Bannon didn’t have to guess at the culprit. He simply assumed it was Kellyanne Conway, Trump’s campaign manager, and how the hell would she know? Conway was a pollster by trade, but she tested messaging, not horse race, and the campaign had her cut off weeks earlier because Trump preferred to see her spinning on TV. ...

He could never fathom why people like Conway worked so hard to win goodwill from reporters (most of whom, he thought, were idiots with no earthly idea what was really going on) or why they cared so much about appearances.


5. Al Gore Watch

After laying low for a decade or more, the former vice president is back in the spotlight with a sequel to his Academy Award winning movie “Inconvenient Truth.” It almost seemed to us that the conservative media welcomed Gore, who has been a familiar and reliable scapegoat over the years. They duly went about attacking him for scaremongering without actually addressing the science. Here is a National Review take on Gore's interview on "Fox News Sunday":

For a fleeting moment while watching the interview, one could reminisce about the era when Democrats didn’t sound off-the-rails hysterical, as Elizabeth Warren or Bernie Sanders often do. Gore still has his signature monotone, robotic cadence that can temporarily lull one into believing anything he says. But then he quickly pivots to the same apocalyptic rhetoric that made him a climate cult hero after his failed presidential bid.

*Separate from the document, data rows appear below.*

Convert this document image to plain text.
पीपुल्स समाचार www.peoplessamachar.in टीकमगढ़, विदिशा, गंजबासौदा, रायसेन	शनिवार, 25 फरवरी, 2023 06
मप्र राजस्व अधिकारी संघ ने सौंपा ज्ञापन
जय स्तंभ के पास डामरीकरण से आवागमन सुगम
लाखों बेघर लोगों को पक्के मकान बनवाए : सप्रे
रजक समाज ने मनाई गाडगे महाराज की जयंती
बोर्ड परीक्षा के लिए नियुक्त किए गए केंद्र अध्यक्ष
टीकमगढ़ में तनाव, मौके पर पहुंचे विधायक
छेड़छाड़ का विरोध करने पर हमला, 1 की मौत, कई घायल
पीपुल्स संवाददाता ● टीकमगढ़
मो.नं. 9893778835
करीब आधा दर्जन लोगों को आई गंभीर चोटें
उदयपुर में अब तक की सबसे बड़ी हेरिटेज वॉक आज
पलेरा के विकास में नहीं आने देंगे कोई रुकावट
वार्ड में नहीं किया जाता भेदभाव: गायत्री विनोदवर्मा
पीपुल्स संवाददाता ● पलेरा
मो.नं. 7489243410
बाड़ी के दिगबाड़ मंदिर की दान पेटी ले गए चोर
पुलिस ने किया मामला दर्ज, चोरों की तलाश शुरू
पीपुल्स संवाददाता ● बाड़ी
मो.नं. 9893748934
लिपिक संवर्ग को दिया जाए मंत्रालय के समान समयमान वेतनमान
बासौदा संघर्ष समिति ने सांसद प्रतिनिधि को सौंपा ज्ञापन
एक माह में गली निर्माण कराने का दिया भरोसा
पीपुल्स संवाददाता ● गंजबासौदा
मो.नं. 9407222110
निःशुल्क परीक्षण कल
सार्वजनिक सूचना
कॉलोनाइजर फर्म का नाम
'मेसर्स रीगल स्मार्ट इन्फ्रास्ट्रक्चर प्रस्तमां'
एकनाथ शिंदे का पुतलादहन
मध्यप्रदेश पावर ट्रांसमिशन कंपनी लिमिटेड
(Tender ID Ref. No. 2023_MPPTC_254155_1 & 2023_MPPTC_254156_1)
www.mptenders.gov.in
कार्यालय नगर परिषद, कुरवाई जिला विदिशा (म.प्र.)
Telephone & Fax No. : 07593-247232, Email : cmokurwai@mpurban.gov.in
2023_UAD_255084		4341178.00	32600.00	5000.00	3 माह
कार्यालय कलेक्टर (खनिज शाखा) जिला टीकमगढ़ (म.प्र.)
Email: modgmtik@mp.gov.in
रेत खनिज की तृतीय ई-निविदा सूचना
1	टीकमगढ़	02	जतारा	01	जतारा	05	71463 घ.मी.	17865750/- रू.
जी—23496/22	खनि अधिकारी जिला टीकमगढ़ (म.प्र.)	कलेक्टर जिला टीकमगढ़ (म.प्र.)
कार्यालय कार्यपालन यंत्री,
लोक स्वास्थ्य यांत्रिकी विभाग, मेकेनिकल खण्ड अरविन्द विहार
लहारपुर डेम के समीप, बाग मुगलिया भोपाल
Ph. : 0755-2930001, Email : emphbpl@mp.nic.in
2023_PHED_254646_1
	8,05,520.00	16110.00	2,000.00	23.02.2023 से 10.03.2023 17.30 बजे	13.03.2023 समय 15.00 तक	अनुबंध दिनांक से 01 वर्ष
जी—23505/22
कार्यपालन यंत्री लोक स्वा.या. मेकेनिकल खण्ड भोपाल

Rush, as always, upped the rhetoric ante:

“Al Gore is back. He’s got a sequel to his first book and movie, An Inconvenient “Lie.” And now this is an inconvenient sequel or whatever it is. And folks, it’s insane. Now, I fear I’m beginning to overuse the word. I don’t know what else to use. It’s just chock-full of literal lies. But I don’t know how else to characterize it.”


6. A Few Other Things

Well, if you are looking for depressing summer reading, the Anti-Defamation League has unveiled a data base of the big players in the alt-right and alt-lite movement. It was full of surprises, including the fact that one of the haters makes his home in the leafy journalist-heavy enclave of Montclair, N.J..

Meanwhile, Trump’s interview with The New York Times is getting a lot of attention for two things: the president’s open dissing of Attorney General Jeff Sessions and for a veiled threat to Special Counsel Robert Mueller. We’ve noted the blue Twittersphere is outraged but we are still waiting for Conservative opinion. As of early this morning, most Right websites seemed simply to give straight accounts of the interview without adding comment. The Drudge Report linked to the Times story itself with the headline “President Throws Sessions Shade.”